RMSLE is calculated by taking the square root of the average of the squared logarithmic differences between the predicted and actual values. Good RMSLE values are close to 0, indicating predictions are close to actual values. Poor values are higher, indicating larger errors.
RMSLE is commonly used in regression problems where the target variable can have a wide range of values and reducing the impact of large differences is important. However, RMSLE should not be used for data with negative values or when differences in large values should be penalized equally as small differences.
from sklearn.datasets import make_regression
from sklearn.model_selection import train_test_split
from sklearn.ensemble import RandomForestRegressor
from sklearn.metrics import mean_squared_log_error
import numpy as np
# Generate synthetic dataset
X, y = make_regression(n_samples=1000, n_features=10, noise=0.1, random_state=42)
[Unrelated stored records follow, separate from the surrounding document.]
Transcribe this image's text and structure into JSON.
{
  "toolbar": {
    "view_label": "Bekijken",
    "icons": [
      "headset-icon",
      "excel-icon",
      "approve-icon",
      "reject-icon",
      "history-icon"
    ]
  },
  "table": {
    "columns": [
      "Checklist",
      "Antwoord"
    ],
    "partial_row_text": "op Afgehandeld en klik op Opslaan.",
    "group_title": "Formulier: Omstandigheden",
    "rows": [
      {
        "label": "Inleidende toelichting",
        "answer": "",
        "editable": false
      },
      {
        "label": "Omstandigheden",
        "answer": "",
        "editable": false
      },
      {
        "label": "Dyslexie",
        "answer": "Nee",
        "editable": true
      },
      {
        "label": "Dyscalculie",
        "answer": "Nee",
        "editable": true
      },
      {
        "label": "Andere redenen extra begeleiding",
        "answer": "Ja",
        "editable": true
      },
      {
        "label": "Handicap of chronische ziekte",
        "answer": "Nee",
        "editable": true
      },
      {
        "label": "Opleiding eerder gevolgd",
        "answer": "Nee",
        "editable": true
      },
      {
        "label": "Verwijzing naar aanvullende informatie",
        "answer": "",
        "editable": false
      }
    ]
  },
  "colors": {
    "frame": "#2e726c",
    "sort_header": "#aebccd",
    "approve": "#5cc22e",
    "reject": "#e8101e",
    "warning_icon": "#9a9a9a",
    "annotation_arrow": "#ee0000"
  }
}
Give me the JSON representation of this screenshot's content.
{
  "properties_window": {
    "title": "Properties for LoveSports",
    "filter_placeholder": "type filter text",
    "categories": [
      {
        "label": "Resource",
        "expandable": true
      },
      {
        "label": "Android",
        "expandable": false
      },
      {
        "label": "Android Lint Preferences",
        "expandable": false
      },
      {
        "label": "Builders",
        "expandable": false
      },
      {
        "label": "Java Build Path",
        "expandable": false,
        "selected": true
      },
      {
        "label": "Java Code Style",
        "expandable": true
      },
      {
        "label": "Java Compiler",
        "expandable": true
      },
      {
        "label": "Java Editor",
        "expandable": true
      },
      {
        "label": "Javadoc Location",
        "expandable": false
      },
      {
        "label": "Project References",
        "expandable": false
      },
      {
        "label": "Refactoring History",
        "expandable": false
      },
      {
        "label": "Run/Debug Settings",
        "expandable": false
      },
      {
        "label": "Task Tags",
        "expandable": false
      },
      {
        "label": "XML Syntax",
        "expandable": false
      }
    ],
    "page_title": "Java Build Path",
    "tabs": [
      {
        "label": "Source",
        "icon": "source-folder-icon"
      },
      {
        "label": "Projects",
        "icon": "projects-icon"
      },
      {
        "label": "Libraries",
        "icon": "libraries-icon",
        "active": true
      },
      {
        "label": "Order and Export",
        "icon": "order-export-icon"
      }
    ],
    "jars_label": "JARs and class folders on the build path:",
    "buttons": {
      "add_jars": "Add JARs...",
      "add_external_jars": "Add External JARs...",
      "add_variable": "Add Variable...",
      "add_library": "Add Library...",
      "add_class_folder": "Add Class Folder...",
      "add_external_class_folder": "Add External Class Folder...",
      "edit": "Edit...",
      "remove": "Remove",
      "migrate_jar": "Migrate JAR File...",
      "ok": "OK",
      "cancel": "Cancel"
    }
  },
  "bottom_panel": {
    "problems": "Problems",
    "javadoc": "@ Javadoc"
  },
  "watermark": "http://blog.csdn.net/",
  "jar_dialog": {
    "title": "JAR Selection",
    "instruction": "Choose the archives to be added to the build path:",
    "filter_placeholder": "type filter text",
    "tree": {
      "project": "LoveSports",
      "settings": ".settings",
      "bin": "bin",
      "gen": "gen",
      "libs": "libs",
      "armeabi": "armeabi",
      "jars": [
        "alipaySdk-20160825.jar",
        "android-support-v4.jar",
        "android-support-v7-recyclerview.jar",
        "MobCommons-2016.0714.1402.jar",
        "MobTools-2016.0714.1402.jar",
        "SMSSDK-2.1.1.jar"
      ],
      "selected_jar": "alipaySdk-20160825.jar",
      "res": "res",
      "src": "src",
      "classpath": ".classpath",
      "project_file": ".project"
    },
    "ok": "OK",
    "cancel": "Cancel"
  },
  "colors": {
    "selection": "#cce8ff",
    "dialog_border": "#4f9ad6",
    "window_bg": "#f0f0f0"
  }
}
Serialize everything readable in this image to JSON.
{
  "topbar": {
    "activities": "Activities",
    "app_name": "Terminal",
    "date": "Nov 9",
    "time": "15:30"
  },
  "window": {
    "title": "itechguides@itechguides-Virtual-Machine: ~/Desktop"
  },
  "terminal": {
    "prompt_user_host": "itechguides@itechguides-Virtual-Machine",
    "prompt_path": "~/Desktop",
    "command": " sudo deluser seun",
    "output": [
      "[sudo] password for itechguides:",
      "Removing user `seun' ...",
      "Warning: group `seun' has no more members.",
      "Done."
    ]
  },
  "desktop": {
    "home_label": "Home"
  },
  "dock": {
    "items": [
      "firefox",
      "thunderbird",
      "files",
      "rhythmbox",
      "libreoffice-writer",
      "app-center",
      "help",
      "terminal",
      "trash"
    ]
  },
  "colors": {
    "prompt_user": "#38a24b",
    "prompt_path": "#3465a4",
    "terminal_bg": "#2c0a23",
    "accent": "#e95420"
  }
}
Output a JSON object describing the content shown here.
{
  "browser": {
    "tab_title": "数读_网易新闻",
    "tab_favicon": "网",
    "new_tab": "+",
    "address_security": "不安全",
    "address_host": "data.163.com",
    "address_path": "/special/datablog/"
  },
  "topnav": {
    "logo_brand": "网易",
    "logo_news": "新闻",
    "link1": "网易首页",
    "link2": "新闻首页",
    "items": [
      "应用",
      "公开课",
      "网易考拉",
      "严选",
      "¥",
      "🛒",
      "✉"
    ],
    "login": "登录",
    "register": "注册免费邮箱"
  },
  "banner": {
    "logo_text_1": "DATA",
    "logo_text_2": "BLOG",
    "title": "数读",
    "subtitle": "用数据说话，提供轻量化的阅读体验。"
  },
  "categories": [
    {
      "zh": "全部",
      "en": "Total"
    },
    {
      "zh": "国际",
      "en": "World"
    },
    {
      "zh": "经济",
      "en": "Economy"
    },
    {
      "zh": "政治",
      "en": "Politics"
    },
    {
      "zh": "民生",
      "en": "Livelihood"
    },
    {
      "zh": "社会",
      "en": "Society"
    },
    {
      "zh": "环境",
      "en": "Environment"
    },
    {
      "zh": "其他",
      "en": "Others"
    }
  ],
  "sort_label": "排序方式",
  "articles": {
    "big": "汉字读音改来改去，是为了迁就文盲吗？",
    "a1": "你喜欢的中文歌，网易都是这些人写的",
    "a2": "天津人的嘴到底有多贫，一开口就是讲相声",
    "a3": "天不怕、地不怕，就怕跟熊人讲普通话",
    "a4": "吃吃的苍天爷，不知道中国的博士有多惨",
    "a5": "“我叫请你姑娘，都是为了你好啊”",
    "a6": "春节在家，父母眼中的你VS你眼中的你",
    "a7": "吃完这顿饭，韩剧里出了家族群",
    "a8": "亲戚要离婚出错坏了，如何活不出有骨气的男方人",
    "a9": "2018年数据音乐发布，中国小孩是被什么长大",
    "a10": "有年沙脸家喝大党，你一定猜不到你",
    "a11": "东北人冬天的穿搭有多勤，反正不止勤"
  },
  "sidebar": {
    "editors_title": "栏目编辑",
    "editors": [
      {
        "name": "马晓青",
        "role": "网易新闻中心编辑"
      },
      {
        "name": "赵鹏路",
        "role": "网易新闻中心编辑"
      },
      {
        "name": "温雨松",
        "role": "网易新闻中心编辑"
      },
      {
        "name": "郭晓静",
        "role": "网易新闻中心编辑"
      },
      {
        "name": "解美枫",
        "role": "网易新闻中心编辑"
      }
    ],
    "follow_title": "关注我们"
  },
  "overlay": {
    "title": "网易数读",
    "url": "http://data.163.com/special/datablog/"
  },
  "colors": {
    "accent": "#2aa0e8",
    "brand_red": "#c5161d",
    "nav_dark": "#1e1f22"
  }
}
y = np.abs(y) # Ensure target values are positive
# Split into train and test sets
X_train, X_test, y_train, y_test = train_test_split(X, y, test_size=0.2, random_state=42)
# Train a Random Forest Regressor
model = RandomForestRegressor(n_estimators=100, random_state=42)
model.fit(X_train, y_train)
# Predict on test set
y_pred = model.predict(X_test)
# Calculate RMSLE
rmsle = np.sqrt(mean_squared_log_error(y_test, y_pred))
print(f"Root Mean Squared Logarithmic Error: {rmsle:.2f}")
Running the example gives an output like:
Root Mean Squared Logarithmic Error: 0.82
The steps are as follows:
- Generate a synthetic regression dataset using
make_regression()
and ensure target values are positive. - Split the dataset into training and test sets using
train_test_split()
. - Train a
RandomForestRegressor
on the training set. - Use the trained model to make predictions on the test set with
predict()
. - Calculate the RMSLE of the predictions using
mean_squared_log_error()
and take the square root of the result.
This example demonstrates how to use the root_mean_squared_log_error()
function from scikit-learn to evaluate the performance of a regression model, highlighting the importance of handling logarithmic differences in prediction errors.